BGH Beschluss v. - 5 StR 594/14

Bewaffnetes Handeltreiben mit Betäubungsmitteln: Begriff des Mitsichführens einer Waffe

Gesetze: § 30a Abs 2 Nr 2 BtMG

Instanzenzug: Az: 4 KLs 13/14

Gründe

1Das Landgericht hat den Angeklagten wegen "Handeltreibens mit Betäubungsmitteln in nicht geringer Menge unter Mitsichführen sonstiger Gegenstände, die ihrer Art nach zur Verletzung von Personen geeignet und bestimmt sind," in Tateinheit mit Besitz von Betäubungsmitteln in nicht geringer Menge zu einer Freiheitsstrafe von zwei Jahren verurteilt. Seine dagegen gerichtete Revision hat mit der Sachrüge Erfolg.

21. Nach den Feststellungen des Landgerichts warf der Angeklagte vor einer unmittelbar bevorstehenden Durchsuchung seiner Wohnung einen Beutel mit 243 Gramm Amphetamin (mit einem Wirkstoffanteil von 15 Gramm) aus dem Fenster in einen Innenhof. Das Amphetamin hatte er gewinnbringend verkaufen wollen. Außerdem lagerte er 102 Gramm Marihuana (mit einem Wirkstoffanteil von 18 Gramm) in einer unter einem Kissen auf der Bettcouch versteckten Tüte. Das Marihuana war für seinen Eigenkonsum bestimmt (UA S. 6, 7 f., 9). In einem Staufach der Bettcouch verwahrte der Angeklagte eine geladene Schreckschusspistole; an der Wand direkt hinter der Bettcouch befand sich in einer über dem versteckten Marihuana aufgehängten Jacke ein funktionsbereites Elektroimpulsgerät in seiner geöffneten Originalverpackung.

32. Diese Feststellungen tragen die Verurteilung des Angeklagten wegen bewaffneten Handeltreibens mit Betäubungsmitteln in nicht geringer Menge (§ 30a Abs. 2 Nr. 2 BtMG) nicht.

4Der Qualifikationstatbestand des § 30a Abs. 2 Nr. 2 BtMG setzt voraus, dass der Täter eine Schusswaffe oder einen sonstigen Gegenstand im Sinne dieser Vorschrift gerade beim Handeltreiben mit Betäubungsmitteln in nicht geringer Menge mit sich führt. Dies kann den Feststellungen nicht mit der erforderlichen Sicherheit entnommen werden.

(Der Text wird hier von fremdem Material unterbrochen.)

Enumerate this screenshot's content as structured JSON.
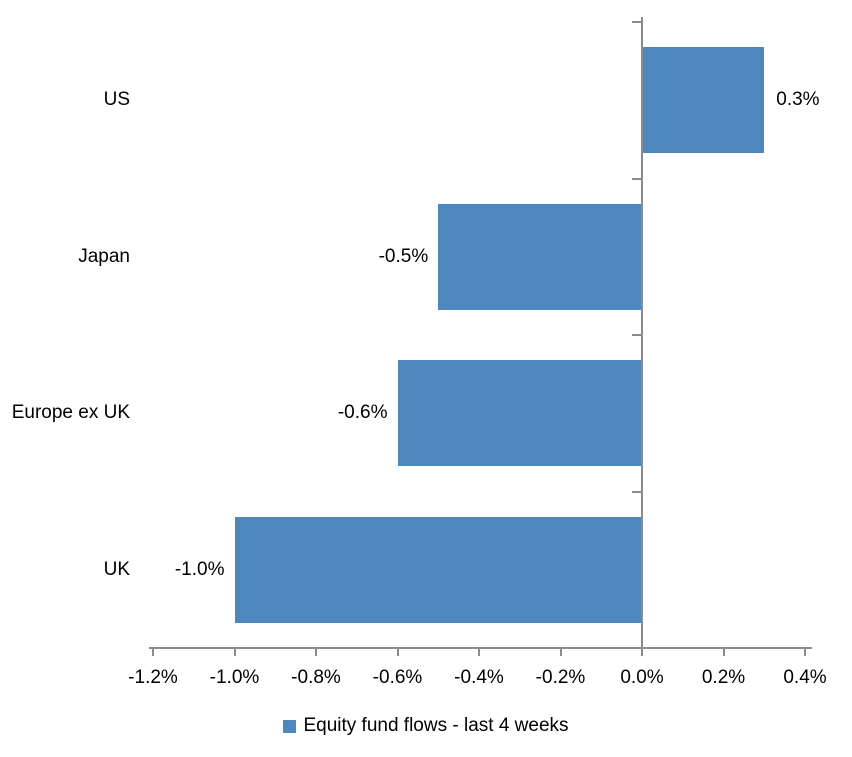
{
  "chart_data": {
    "type": "bar",
    "orientation": "horizontal",
    "title": "",
    "xlabel": "",
    "ylabel": "",
    "categories": [
      "US",
      "Japan",
      "Europe ex UK",
      "UK"
    ],
    "values": [
      0.3,
      -0.5,
      -0.6,
      -1.0
    ],
    "data_labels": [
      "0.3%",
      "-0.5%",
      "-0.6%",
      "-1.0%"
    ],
    "xlim": [
      -1.2,
      0.4
    ],
    "x_ticks": [
      -1.2,
      -1.0,
      -0.8,
      -0.6,
      -0.4,
      -0.2,
      0.0,
      0.2,
      0.4
    ],
    "x_tick_labels": [
      "-1.2%",
      "-1.0%",
      "-0.8%",
      "-0.6%",
      "-0.4%",
      "-0.2%",
      "0.0%",
      "0.2%",
      "0.4%"
    ],
    "grid": false,
    "legend_position": "bottom",
    "legend": [
      "Equity fund flows - last 4 weeks"
    ],
    "bar_color": "#4E87BD",
    "axis_color": "#8C8C8C",
    "text_color": "#000000"
  }
}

5a) Das Landgericht hat freilich hinsichtlich beider Gegenstände zutreffend angenommen, dass diese grundsätzlich zur Erfüllung der Qualifikation geeignet sind. Das Elektroimpulsgerät ist eine Waffe im technischen Sinn (vgl. § 1 Abs. 2 Nr. 2 Buchst. a WaffG i.V.m. Anlage 1, Abschnitt 1, Unterabschnitt 2, tragbare Gegenstände 1.2.1), bei der es zur subjektiven Zweckbestimmung des Täters keiner weiteren Feststellungen bedarf (vgl. , NStZ 2004, 111, 112, und vom - 2 StR 235/12, NStZ-RR 2013, 150, 151). Die geladene Schreckschusspistole kann durch den Senat ungeachtet fehlender Feststellungen zur Bauart aufgrund ihrer Typenbezeichnung (Walther P88 Kompakt) wegen Allgemeinkundigkeit (vgl. mwN) als Schusswaffe im Sinne des § 30a Abs. 2 Nr. 2 BtMG eingestuft werden, da bei ihr der Explosionsdruck nach vorne austritt (vgl. , NJW 2006, 73, 74; siehe - zu § 250 Abs. 2 StGB - auch Beschluss vom - 3 StR 17/10, NStZ 2010, 390).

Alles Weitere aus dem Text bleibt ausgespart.